Genotyping-by-Sequencing facilitates genetic mapping of the inflorescence type in Hydrangea

Abstract

Inflorescences of Hydrangea macrophylla are classified as lacecap or mophead, according to the position and number of decorative flowers in the inflorescence. Lacecap inflorescences consist of many small, fertile flowers, which are surrounded by big and sterile, decorative flowers. In contrast, mophead inflorescences contain more decorative flowers that are distributed across the whole inflorescence, which give a ball-like shape. Hydrangea plants with mophead inflorescences are more attractive and thus preferred by consumers. The inflorescence type is inherited in a monogenic, dominant-recessive manner, in which the mophead type is recessive and the lacecap type dominant (Meier, 1990; Uemachi and Okumura, 2012). If a mophead plant is crossed with a lacecap plant, then all progenies will develop the lacecap inflorescences. After backcross with another mophead plant, the offspring will segregate for lacecap and mophead inflorescences, which allows the selection of mophead plants. However, Hydrangea plants need about 13 months to develop inflorescences, which delays determination of the inflorescence type considerably. Analysis of molecular markers, which are linked with the inflorescence type, will enable to follow mophead alleles in complex breeding programs. Furthermore, it will allow markerassisted selection of mophead plants already in the seedling stage. To identify genes, which control the inflorescence type, we crossed a mophead plant with a F1 lacecap plant and produced a pseudo-backcross population (pBC1).

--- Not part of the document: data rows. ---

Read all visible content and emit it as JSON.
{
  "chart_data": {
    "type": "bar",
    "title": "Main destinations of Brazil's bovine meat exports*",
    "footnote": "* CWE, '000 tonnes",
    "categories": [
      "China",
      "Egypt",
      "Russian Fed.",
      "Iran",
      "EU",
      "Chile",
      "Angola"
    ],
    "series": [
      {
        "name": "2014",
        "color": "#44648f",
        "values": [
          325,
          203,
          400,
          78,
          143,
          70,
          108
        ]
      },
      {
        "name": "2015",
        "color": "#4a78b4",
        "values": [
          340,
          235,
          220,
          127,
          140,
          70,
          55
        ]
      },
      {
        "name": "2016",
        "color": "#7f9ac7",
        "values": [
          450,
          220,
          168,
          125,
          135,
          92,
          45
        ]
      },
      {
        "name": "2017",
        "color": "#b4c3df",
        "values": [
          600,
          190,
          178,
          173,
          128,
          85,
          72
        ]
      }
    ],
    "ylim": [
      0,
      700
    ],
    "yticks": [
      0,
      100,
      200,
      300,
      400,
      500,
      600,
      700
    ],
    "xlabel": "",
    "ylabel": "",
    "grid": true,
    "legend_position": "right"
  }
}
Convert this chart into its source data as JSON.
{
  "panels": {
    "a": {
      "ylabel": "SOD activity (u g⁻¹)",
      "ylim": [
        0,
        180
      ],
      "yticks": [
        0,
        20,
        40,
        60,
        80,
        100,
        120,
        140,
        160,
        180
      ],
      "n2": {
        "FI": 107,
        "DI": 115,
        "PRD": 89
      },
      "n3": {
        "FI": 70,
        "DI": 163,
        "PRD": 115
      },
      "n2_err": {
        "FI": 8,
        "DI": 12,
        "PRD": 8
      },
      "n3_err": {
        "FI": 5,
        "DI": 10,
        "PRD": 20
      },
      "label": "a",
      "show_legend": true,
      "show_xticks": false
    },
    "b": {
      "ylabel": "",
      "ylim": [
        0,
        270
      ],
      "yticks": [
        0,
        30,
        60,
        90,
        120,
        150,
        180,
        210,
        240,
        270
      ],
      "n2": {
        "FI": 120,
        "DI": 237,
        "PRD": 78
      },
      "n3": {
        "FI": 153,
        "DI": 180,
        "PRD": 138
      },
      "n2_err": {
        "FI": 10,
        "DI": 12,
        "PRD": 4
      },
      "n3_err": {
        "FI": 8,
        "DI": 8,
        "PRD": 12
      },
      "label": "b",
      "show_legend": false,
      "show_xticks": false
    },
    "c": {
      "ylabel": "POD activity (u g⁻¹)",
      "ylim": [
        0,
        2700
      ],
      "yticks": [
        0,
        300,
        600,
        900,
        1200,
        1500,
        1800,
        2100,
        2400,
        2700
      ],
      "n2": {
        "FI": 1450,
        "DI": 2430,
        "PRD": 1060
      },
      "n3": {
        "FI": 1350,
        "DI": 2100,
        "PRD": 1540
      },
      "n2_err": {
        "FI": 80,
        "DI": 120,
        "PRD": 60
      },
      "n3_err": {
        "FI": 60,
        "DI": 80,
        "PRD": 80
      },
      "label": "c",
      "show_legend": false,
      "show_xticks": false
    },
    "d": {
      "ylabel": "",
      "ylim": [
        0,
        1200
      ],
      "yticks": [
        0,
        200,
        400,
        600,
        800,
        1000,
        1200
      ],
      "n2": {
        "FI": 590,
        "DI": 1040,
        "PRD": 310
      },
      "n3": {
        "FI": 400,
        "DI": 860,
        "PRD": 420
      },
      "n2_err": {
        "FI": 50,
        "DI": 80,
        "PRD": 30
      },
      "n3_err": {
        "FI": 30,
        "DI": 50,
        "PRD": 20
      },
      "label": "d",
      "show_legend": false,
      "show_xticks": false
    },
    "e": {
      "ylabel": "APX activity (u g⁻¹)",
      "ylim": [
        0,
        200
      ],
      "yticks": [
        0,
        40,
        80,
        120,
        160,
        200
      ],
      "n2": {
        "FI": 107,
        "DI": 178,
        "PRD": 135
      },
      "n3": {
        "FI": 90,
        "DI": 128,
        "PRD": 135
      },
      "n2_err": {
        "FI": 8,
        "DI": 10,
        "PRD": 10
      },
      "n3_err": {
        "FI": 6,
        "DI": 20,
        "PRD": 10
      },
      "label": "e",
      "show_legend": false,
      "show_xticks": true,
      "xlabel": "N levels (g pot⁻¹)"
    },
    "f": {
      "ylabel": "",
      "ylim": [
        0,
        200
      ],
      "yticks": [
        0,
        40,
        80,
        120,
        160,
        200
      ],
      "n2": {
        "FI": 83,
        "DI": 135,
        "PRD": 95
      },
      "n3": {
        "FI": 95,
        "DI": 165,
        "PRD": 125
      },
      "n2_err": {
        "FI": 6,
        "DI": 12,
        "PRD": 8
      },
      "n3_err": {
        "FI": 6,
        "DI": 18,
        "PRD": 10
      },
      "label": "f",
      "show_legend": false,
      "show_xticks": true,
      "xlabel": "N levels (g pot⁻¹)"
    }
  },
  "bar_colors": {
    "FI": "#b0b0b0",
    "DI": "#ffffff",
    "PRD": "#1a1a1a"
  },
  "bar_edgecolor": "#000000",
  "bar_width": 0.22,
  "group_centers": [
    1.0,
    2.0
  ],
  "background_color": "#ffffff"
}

This population contains 424 individuals and segregates for the lacecap and mophead inflorescence type in a ratio of 3:1 (Χ2 = 0.034, non-significant at α = 0.05). However, we expect a segregation ratio of 1:1 for monogenic, dominant-recessive inheritance. A 3:1 ratio suggests rather a digenic, dominant-recessive inheritance. Thus, we propose that two genes control the inflorescence type in our population. Currently, we perform a QTL analysis to map these genes. In order to produce a genetic map, we performed a genome-wide marker analysis through applying genotyping-by-sequencing for 381 pBC1 plants. Preliminary sequencing data and mapping results will be presented.